As broadband providers expand fiber footprints and deliver higher access speeds, many customer experience issues continue to originate inside the home. Wi-Fi performance remains one of the most common drivers of support calls, yet it is also among the hardest problems for operators to diagnose. Once traffic moves beyond the access network, visibility drops sharply, leaving providers to rely on customer reports rather than real-time insight. That lack of visibility has turned in-home connectivity into a persistent operational blind spot.
Nokia Vice President of Broadband Devices Vimal Kothandaraman said the industry is increasingly focused on using AI-based analysis to address that gap. “Wi-Fi is ultimately what is going as a problem inside the home network,” he said.
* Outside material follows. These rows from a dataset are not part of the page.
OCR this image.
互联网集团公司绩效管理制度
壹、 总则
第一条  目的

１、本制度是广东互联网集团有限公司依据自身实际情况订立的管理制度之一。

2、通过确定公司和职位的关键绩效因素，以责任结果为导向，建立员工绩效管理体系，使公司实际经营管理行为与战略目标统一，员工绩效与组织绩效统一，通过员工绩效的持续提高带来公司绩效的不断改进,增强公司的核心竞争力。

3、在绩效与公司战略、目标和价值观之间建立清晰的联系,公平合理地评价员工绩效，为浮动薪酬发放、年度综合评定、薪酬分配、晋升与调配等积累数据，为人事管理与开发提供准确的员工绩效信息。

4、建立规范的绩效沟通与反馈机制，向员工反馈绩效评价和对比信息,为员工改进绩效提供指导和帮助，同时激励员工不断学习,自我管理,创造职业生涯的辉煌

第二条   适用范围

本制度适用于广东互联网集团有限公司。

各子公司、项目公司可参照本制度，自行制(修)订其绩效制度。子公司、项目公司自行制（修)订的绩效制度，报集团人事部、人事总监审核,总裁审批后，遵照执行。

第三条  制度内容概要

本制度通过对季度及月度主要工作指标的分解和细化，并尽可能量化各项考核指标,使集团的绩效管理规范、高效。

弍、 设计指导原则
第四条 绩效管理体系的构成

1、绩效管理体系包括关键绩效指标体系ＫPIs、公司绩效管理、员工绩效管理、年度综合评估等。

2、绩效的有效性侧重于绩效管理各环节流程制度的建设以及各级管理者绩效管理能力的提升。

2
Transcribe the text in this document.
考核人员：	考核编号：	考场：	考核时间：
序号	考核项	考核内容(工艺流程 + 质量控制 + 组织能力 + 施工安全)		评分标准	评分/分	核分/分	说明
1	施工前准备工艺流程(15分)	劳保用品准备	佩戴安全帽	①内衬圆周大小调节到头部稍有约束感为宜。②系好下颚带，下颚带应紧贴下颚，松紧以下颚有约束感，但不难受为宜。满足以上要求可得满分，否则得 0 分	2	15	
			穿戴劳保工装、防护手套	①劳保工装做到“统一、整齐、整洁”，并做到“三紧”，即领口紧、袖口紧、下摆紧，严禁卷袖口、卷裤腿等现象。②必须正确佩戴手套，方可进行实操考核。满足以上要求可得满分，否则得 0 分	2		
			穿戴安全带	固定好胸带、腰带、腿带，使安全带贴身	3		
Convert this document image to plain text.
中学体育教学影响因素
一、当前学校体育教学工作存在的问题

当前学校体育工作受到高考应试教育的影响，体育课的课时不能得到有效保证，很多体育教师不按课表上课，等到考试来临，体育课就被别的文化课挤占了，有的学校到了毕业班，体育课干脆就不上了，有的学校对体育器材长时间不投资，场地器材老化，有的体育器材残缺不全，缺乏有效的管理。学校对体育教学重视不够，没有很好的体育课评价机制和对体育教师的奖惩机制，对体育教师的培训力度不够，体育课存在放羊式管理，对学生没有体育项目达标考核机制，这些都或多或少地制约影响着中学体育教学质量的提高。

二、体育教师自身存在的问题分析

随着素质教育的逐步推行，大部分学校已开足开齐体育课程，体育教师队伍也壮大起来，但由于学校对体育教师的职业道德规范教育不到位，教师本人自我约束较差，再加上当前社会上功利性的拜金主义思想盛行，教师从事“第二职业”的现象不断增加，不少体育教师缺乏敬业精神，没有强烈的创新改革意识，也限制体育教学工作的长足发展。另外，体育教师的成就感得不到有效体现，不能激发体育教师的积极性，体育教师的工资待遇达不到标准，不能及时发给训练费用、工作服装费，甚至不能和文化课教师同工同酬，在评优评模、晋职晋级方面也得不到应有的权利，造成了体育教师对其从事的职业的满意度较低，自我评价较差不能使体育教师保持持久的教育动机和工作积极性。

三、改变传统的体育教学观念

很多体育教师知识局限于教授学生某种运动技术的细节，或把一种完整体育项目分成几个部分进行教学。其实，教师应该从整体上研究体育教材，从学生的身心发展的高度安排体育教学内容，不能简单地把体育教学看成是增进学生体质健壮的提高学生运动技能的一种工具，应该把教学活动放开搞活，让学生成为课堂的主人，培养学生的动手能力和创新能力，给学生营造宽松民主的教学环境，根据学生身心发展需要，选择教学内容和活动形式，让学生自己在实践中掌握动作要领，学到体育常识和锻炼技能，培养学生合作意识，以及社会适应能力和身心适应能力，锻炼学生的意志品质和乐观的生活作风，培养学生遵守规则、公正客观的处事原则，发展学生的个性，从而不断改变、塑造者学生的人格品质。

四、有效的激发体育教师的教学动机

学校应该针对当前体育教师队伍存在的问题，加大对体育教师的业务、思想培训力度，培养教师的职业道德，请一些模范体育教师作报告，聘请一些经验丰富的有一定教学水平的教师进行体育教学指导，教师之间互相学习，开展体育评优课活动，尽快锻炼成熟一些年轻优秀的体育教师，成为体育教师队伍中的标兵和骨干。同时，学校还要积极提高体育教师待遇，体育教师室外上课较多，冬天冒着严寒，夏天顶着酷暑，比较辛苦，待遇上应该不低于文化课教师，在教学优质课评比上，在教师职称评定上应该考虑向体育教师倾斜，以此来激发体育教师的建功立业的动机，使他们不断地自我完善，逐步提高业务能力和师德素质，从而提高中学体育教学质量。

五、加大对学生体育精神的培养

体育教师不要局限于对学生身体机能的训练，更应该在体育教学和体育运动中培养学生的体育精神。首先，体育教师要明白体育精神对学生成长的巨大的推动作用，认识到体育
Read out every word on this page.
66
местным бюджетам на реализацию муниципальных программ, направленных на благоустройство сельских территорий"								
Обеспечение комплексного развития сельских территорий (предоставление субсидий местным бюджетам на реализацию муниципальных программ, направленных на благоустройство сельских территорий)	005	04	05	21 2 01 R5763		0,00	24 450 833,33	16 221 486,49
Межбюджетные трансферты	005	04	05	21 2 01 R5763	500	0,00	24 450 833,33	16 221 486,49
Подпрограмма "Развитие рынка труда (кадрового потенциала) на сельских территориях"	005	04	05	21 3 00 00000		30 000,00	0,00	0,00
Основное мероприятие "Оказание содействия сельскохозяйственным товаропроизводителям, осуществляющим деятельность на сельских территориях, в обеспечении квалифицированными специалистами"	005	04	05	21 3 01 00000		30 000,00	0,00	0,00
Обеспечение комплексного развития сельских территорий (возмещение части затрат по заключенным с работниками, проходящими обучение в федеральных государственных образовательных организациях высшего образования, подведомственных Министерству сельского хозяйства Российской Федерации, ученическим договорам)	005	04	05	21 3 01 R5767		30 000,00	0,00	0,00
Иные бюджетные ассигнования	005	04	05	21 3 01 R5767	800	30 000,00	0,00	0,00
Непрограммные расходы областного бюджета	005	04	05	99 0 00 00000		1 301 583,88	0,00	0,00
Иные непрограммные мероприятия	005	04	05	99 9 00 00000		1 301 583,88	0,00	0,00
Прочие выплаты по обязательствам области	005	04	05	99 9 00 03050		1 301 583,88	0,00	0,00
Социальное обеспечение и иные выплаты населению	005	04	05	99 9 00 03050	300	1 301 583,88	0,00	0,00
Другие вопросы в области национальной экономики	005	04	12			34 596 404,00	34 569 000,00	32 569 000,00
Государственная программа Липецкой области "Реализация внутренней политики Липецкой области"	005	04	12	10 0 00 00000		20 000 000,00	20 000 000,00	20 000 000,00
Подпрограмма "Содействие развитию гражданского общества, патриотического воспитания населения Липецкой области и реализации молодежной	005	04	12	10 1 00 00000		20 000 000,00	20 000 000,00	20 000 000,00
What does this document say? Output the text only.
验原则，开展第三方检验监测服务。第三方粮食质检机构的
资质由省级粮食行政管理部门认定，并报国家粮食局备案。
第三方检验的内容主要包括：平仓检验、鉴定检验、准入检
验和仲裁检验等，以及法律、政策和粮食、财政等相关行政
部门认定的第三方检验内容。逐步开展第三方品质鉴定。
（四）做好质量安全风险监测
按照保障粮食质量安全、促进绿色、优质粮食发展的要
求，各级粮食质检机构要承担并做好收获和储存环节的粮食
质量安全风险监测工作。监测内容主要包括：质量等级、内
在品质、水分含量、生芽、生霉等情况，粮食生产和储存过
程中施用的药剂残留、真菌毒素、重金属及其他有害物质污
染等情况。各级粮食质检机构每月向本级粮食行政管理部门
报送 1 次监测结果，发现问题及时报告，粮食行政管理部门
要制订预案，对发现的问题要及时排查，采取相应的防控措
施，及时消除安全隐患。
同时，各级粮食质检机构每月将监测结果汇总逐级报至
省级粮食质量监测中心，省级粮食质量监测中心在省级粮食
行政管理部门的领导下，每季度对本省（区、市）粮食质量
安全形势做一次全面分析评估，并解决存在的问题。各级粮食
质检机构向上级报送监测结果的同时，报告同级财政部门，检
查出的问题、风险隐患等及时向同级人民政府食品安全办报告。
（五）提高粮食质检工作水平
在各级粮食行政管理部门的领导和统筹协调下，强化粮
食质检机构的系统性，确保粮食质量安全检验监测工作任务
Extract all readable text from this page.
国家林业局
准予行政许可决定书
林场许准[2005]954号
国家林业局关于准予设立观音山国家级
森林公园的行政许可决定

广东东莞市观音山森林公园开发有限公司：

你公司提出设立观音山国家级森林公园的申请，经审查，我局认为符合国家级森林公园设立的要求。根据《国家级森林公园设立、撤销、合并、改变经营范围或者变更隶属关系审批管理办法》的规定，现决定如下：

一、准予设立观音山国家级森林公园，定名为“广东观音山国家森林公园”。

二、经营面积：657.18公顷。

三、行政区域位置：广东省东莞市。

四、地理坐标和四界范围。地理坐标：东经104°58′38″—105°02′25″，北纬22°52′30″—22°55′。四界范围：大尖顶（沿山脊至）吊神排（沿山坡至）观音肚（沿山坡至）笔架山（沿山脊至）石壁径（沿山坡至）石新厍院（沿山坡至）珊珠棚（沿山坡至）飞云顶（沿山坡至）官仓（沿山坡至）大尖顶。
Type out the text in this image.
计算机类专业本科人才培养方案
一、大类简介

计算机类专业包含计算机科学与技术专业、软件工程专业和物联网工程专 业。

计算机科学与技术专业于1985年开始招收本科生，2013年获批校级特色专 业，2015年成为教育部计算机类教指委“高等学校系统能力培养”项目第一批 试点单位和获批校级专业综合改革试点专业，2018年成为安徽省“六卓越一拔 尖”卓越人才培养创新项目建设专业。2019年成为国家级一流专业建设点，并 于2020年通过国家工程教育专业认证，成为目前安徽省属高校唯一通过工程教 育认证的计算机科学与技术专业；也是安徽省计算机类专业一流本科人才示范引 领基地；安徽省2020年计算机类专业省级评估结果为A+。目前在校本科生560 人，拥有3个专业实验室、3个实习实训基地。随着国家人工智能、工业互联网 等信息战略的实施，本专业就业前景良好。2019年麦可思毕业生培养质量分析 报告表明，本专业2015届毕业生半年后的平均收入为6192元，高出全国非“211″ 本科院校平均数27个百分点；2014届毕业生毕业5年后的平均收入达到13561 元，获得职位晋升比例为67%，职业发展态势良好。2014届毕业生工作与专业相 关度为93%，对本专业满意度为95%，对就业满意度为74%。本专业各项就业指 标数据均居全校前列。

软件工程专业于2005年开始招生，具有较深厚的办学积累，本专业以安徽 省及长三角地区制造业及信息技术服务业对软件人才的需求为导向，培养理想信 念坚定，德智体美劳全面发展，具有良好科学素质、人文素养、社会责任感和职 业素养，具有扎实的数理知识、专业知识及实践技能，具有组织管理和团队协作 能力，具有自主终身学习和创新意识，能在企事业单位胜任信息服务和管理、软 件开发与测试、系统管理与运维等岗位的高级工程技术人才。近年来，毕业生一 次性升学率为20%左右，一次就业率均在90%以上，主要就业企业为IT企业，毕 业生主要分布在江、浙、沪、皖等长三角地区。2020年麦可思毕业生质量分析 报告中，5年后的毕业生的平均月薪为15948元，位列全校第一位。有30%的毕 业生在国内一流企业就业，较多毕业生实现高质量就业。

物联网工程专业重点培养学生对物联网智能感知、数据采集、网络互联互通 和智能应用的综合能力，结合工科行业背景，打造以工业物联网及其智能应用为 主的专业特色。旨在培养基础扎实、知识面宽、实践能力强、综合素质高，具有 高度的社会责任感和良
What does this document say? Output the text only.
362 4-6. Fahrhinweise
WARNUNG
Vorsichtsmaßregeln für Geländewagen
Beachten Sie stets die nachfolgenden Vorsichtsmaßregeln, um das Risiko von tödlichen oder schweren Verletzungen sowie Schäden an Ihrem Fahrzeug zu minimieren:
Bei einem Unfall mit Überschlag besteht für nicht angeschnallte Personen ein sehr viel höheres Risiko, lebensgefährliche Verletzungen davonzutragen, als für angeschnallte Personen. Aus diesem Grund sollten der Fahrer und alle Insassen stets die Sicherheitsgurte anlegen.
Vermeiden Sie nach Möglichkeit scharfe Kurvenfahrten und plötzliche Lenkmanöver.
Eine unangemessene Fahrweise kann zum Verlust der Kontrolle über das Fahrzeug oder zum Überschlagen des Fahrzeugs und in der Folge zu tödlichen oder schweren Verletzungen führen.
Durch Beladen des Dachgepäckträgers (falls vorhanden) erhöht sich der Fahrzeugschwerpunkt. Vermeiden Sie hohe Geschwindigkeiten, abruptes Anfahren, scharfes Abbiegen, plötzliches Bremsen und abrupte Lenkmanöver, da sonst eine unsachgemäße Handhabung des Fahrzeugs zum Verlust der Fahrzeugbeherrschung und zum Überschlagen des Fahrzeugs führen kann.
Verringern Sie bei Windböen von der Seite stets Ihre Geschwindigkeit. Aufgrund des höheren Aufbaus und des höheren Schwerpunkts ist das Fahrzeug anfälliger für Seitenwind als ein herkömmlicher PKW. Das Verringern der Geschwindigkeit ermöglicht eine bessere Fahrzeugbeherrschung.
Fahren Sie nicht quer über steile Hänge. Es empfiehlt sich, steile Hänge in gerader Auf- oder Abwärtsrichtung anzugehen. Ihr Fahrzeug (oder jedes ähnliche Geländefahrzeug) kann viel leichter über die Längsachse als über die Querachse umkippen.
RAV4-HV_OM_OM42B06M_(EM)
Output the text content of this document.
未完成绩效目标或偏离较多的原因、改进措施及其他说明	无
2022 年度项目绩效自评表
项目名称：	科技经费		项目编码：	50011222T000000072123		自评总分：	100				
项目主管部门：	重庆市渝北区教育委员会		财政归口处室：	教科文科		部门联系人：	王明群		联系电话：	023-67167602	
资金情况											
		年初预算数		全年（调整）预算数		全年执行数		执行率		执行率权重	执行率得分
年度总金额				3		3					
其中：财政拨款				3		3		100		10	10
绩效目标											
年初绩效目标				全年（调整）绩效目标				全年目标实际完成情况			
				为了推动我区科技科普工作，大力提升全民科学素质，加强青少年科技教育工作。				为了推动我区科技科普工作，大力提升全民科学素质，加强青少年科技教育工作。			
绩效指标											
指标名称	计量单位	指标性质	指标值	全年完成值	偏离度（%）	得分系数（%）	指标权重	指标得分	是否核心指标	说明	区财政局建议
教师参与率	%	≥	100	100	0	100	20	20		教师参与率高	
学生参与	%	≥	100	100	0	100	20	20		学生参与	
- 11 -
By correlating data on device behavior, signal quality and performance trends, operators can gain a clearer picture of what is happening inside the home when customers reach out for support. “When the call comes in, the operator is fully tuned into whatever is happening in the home,” Kothandaraman said, pointing to improved insight around where devices drop off and where signal strength degrades. Over time, he added, greater automation could allow networks to identify and address issues before customers are aware of them, shifting Wi-Fi support from reactive troubleshooting to more autonomous recovery.
Tommy Clift:
Vimal, thanks so much for joining us here, Fiber Connect, day two, on the floor. So you guys have announced quite a few AI capabilities this year, Corteca AI being one of them. Can you tell me a bit about that particular platform?
Vimal Kothandaraman:
Sure. Thanks for having me here. It's all about consumer broadband experience. It's a set of tools for the operator where the CAR agent is able to resolve the issue, and provide a better experience. Because when the call comes in, the operator is fully tuned into whatever is happening in the home, what kind of issues are there, where the clients are dropping off, where the wifi performance is weak, where the signals are not received well. So all of these insights are readily available for the CAR agent for them to respond and be able to quickly resolve the issue.
The other thing is also, the usage data is collected in such a way and the insights are provided in such a way that if there is a potential degradation of the service, these are identified already upfront, and fixes are provided by the operator towards the user even before the user is able to detect that.
So, it's about making sure that the end user's home wifi network is fully, fully autonomous and is able to recover if there are any issues before the user realizes. So that's the whole context where the benefit is actually providing that experience for the consumers.
Tommy Clift:
Vimal, thanks so much for taking the time. Really appreciate it.
Vimal Kothandaraman:
Thank you so much for having me here.